InterServ’s Calvin Center, a United Way agency, sent three times the average number of needy to its food pantry this year. After the agency runs out of funding for utility assistance, it moves on to helping feed those in need. There were about 83 calls for assistance in April and 321 calls in September, said Bridget Supple, executive director of the InterServ Foundation.
“Our food pantry really serves the working poor,” she said. “We’ve been seeing people coming in week after week for some time now.”
At the America’s Second Harvest of Greater St. Joseph food bank, there is a 21 percent increase in the local population using the pantry.
“It’s people that haven’t used (a pantry) in a long time and for the first time,” said Scott Tomhave, executive director at Second Harvest.
There are about 20 to 40 new users each week at the organization’s 19 county pantries, all of which are seeing an increase in food assistance, said Mr. Tomhave.
The last 18 months are where the local service agencies are seeing the biggest differences. Mr. Tomhave said many new faces have no income or are unemployed. Throughout the entire coverage area for Second Harvest, the count has grown significantly, up to 1,400 from just 400 in St. Joseph. Its Backpack Buddies program has increased, too, from 375 to 750.
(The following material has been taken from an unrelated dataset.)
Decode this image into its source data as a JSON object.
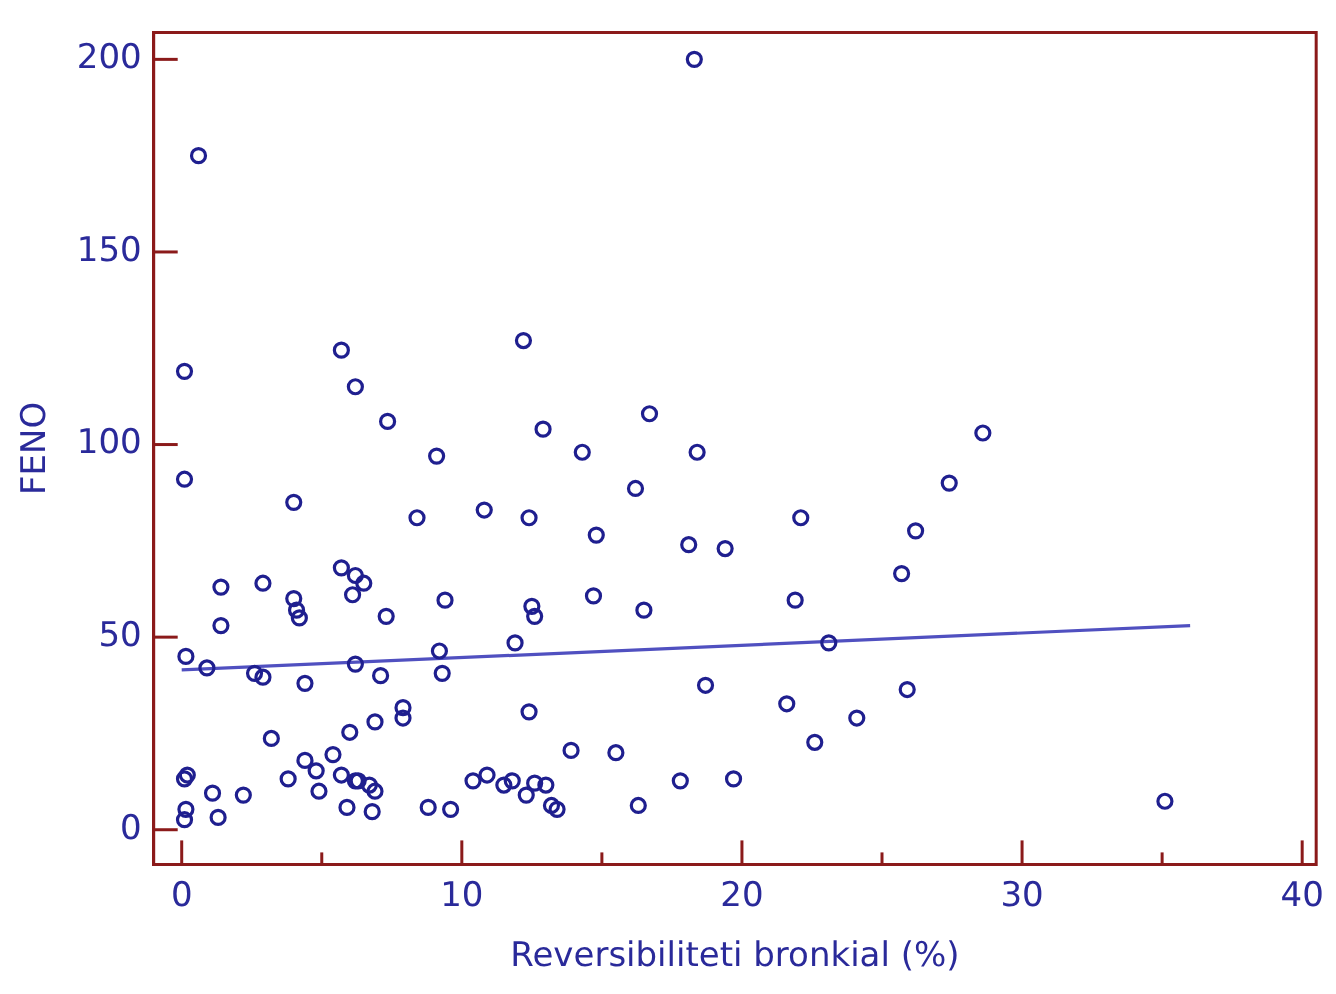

And Kansas City was on the list of hardest-hit food banks by Feed America, along with cities in North Carolina, Florida, Mississippi and Colorado. The national organization said it delivered a record-breaking amount of food and groceries in the past year. More than 2.6 billion pounds were given between July 2008 and June 2009, Vickie Escarra, president and chief executive officer of Feeding America, said in a press release.
Participation in the Supplemental Food Assistance Program, formerly the Food Stamp program, set its own record with 35 million recipients in June 2008, a 22 percent increase in just one year.
“But I think we’re keeping up,” Mr. Tomhave said.
The donations keep coming in and more people are volunteering to lend a hand.
“That’s the wonderful thing we’ve seen,” Mr. Tomhave said.
The last fiscal year, Mr. Tomhave said the food bank had the most pounds delivered, but also had the most volunteers it’s ever had, too. Ms. Supple said donations were up $10,000 from last year.
“People are really trying to help, and we’ve seen that consistently for the past year,” she said.